Cross-region Model Training with Communication-Computation Overlapping and Delay Compensation
Ying Zhu, Yang Xu, Hongli Xu, Yunming Liao, Zhiwei Yao, Liusheng Huang
TL;DR
CoCoDC tackles the inefficiency of cross-region LLM training under WAN latency by integrating Taylor-expansion–based delay compensation with an adaptive fragment synchronization strategy. This combination mitigates gradient staleness and model inconsistency caused by communication-computation overlap, while dynamically leveraging bandwidth to prioritize impactful updates. Empirical results show CoCoDC outperforms both DiLoCo and Streaming DiLoCo, achieving faster convergence and up to 21.0% fewer training steps to reach comparable perplexity. The work offers a practical framework for scalable, efficient cross-region LLM training in realistic network conditions.
Abstract
Training large language models (LLMs) requires massive computational resources, often necessitating the aggregation of geographically distributed data centers (\ie, cross-region training). However, the high communication latency in wide-area networks severely degrades the efficiency of traditional distributed training.
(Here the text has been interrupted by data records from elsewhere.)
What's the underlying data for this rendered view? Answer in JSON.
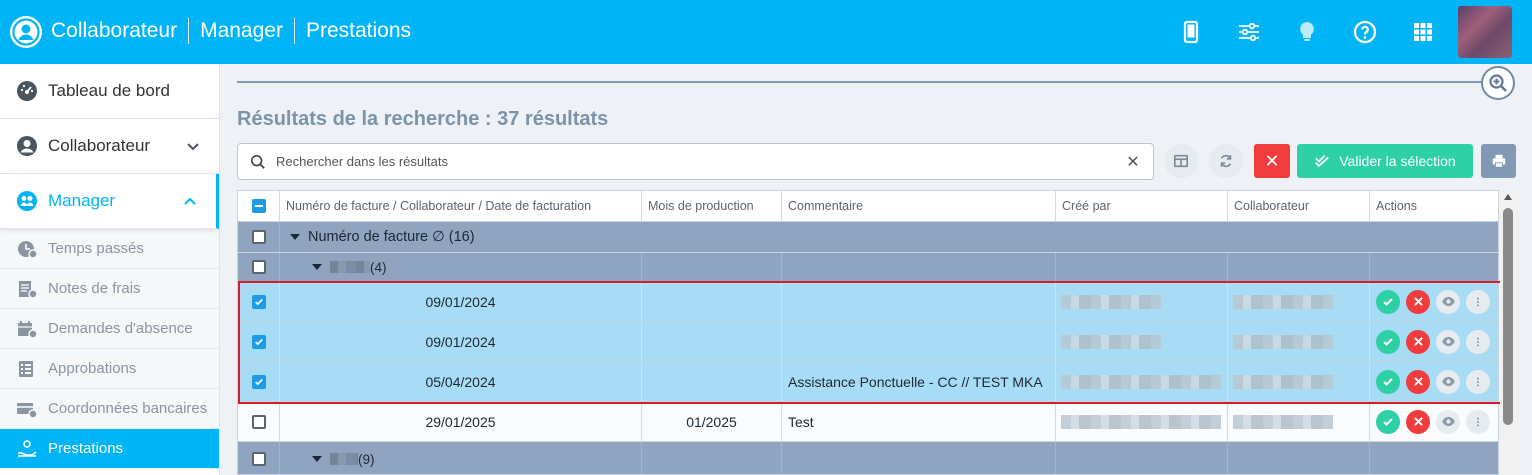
{
  "app": {
    "breadcrumb": [
      "Collaborateur",
      "Manager",
      "Prestations"
    ],
    "top_icons": [
      "mobile-icon",
      "sliders-icon",
      "lightbulb-icon",
      "help-icon",
      "apps-grid-icon"
    ]
  },
  "sidebar": {
    "main": [
      {
        "label": "Tableau de bord",
        "icon": "dashboard-icon"
      },
      {
        "label": "Collaborateur",
        "icon": "user-icon"
      },
      {
        "label": "Manager",
        "icon": "manager-icon"
      }
    ],
    "sub": [
      {
        "label": "Temps passés",
        "icon": "clock-icon"
      },
      {
        "label": "Notes de frais",
        "icon": "receipt-icon"
      },
      {
        "label": "Demandes d'absence",
        "icon": "calendar-icon"
      },
      {
        "label": "Approbations",
        "icon": "list-icon"
      },
      {
        "label": "Coordonnées bancaires",
        "icon": "bank-card-icon"
      },
      {
        "label": "Prestations",
        "icon": "hand-icon"
      }
    ]
  },
  "main": {
    "results_title": "Résultats de la recherche : 37 résultats",
    "search_placeholder": "Rechercher dans les résultats",
    "validate_label": "Valider la sélection"
  },
  "table": {
    "columns": [
      "Numéro de facture / Collaborateur / Date de facturation",
      "Mois de production",
      "Commentaire",
      "Créé par",
      "Collaborateur",
      "Actions"
    ],
    "group1_label": "Numéro de facture ∅ (16)",
    "subgroup1_count": "(4)",
    "rows": [
      {
        "date": "09/01/2024",
        "mois": "",
        "commentaire": ""
      },
      {
        "date": "09/01/2024",
        "mois": "",
        "commentaire": ""
      },
      {
        "date": "05/04/2024",
        "mois": "",
        "commentaire": "Assistance Ponctuelle - CC // TEST MKA"
      },
      {
        "date": "29/01/2025",
        "mois": "01/2025",
        "commentaire": "Test"
      }
    ],
    "subgroup2_count": "(9)"
  },
  "colors": {
    "primary": "#00b4f5",
    "accent_green": "#2ed1a6",
    "accent_red": "#f03c3c",
    "group_row": "#8fa5bf",
    "selected_row": "#a8dcf5"
  }
}
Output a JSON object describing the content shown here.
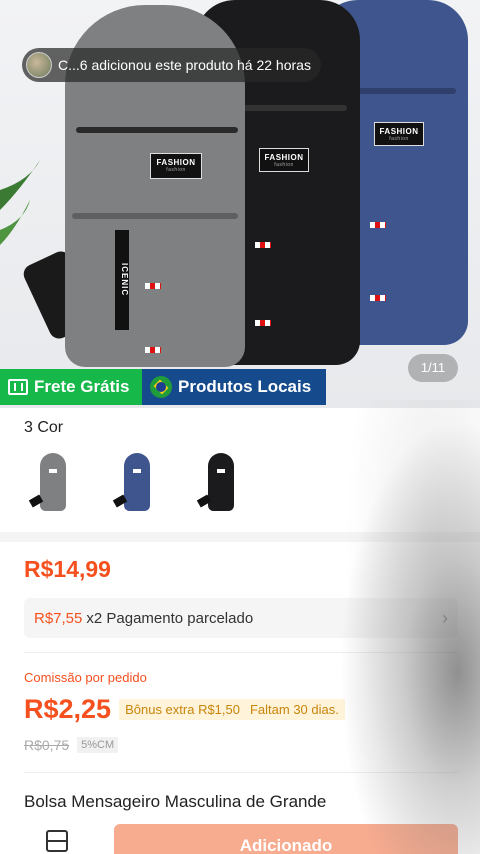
{
  "notification": {
    "text": "C...6 adicionou este produto há 22 horas"
  },
  "gallery": {
    "indicator": "1/11"
  },
  "badges": {
    "shipping": "Frete Grátis",
    "local": "Produtos Locais"
  },
  "product_image": {
    "label_text": "FASHION",
    "label_sub": "fashion",
    "strip_text": "ICENIC"
  },
  "variants": {
    "title": "3 Cor",
    "colors": [
      "gray",
      "blue",
      "black"
    ]
  },
  "price": {
    "current": "R$14,99",
    "installment_amount": "R$7,55",
    "installment_text": "x2 Pagamento parcelado"
  },
  "commission": {
    "label": "Comissão por pedido",
    "value": "R$2,25",
    "bonus": "Bônus extra R$1,50",
    "days_left": "Faltam 30 dias.",
    "old_value": "R$0,75",
    "percent": "5%CM"
  },
  "product": {
    "title": "Bolsa Mensageiro Masculina de Grande"
  },
  "bottom_bar": {
    "add_label": "Adicionado"
  },
  "colors": {
    "accent": "#f5501e",
    "ship_green": "#17b84a",
    "local_blue": "#154a8c",
    "button": "#f7ab8f"
  }
}
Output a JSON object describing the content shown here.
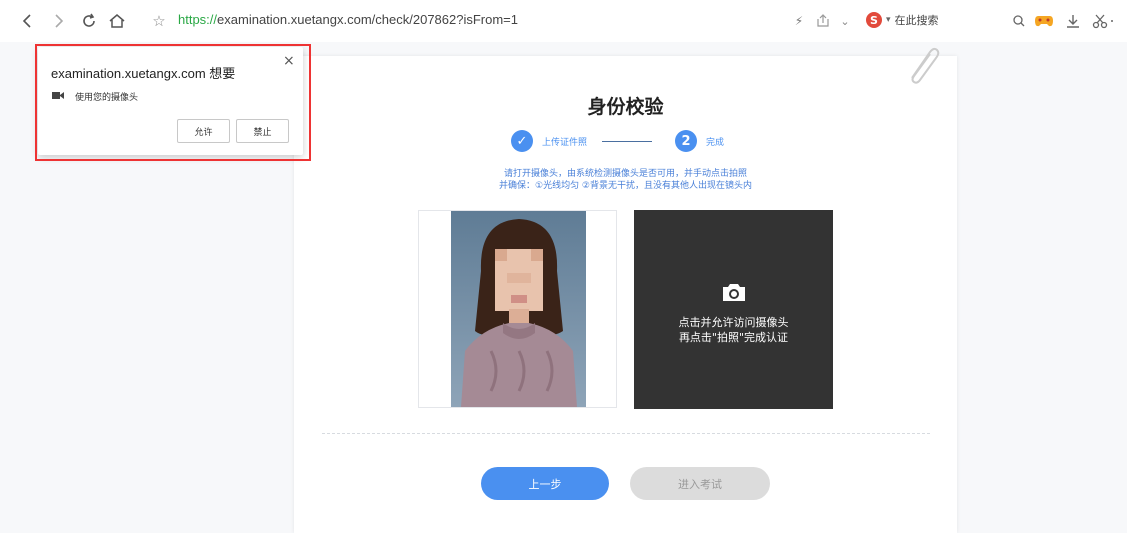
{
  "browser": {
    "url_scheme": "https://",
    "url_rest": "examination.xuetangx.com/check/207862?isFrom=1",
    "search_engine_label": "在此搜索",
    "accent_color": "#2aa845"
  },
  "permission_popup": {
    "title": "examination.xuetangx.com 想要",
    "close": "×",
    "permission": "使用您的摄像头",
    "allow_label": "允许",
    "block_label": "禁止"
  },
  "page": {
    "title": "身份校验",
    "steps": [
      {
        "number": "✓",
        "label": "上传证件照"
      },
      {
        "number": "2",
        "label": "完成"
      }
    ],
    "instructions": [
      "请打开摄像头，由系统检测摄像头是否可用，并手动点击拍照",
      "并确保：①光线均匀 ②背景无干扰，且没有其他人出现在镜头内"
    ],
    "camera_text": [
      "点击并允许访问摄像头",
      "再点击\"拍照\"完成认证"
    ],
    "prev_button": "上一步",
    "next_button": "进入考试",
    "accent_color": "#4a90f0"
  }
}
While methods like DiLoCo reduce communication frequency, they suffer from blocking synchronization. Streaming DiLoCo alleviates this issue via communication-computation overlapping but introduces update staleness and model inconsistency due to delayed global updates and partial synchronization. These factors impair convergence, especially when aggressive overlap is needed to mask high latency. We propose CoCoDC, a novel distributed training framework with communication-computation overlapping and delay compensation, to explicitly tackle these challenges. Within the CoCoDC framework, we specifically develop a novel Delay Compensation strategy based on Taylor expansion to effectively mitigate the staleness and an Adaptive Transmission strategy that dynamically schedules model fragment synchronization to optimize bandwidth usage and accelerate convergence. Extensive experiments highlight the superior performance of CoCoDC over both DiLoCo and Streaming DiLoCo regarding final accuracy and training speed. Specifically, CoCoDC reduces the training steps needed to reach a comparable perplexity by up to 21.0% compared to Streaming DiLoCo. Our work provides an effective solution for scalable and efficient cross-region LLM training.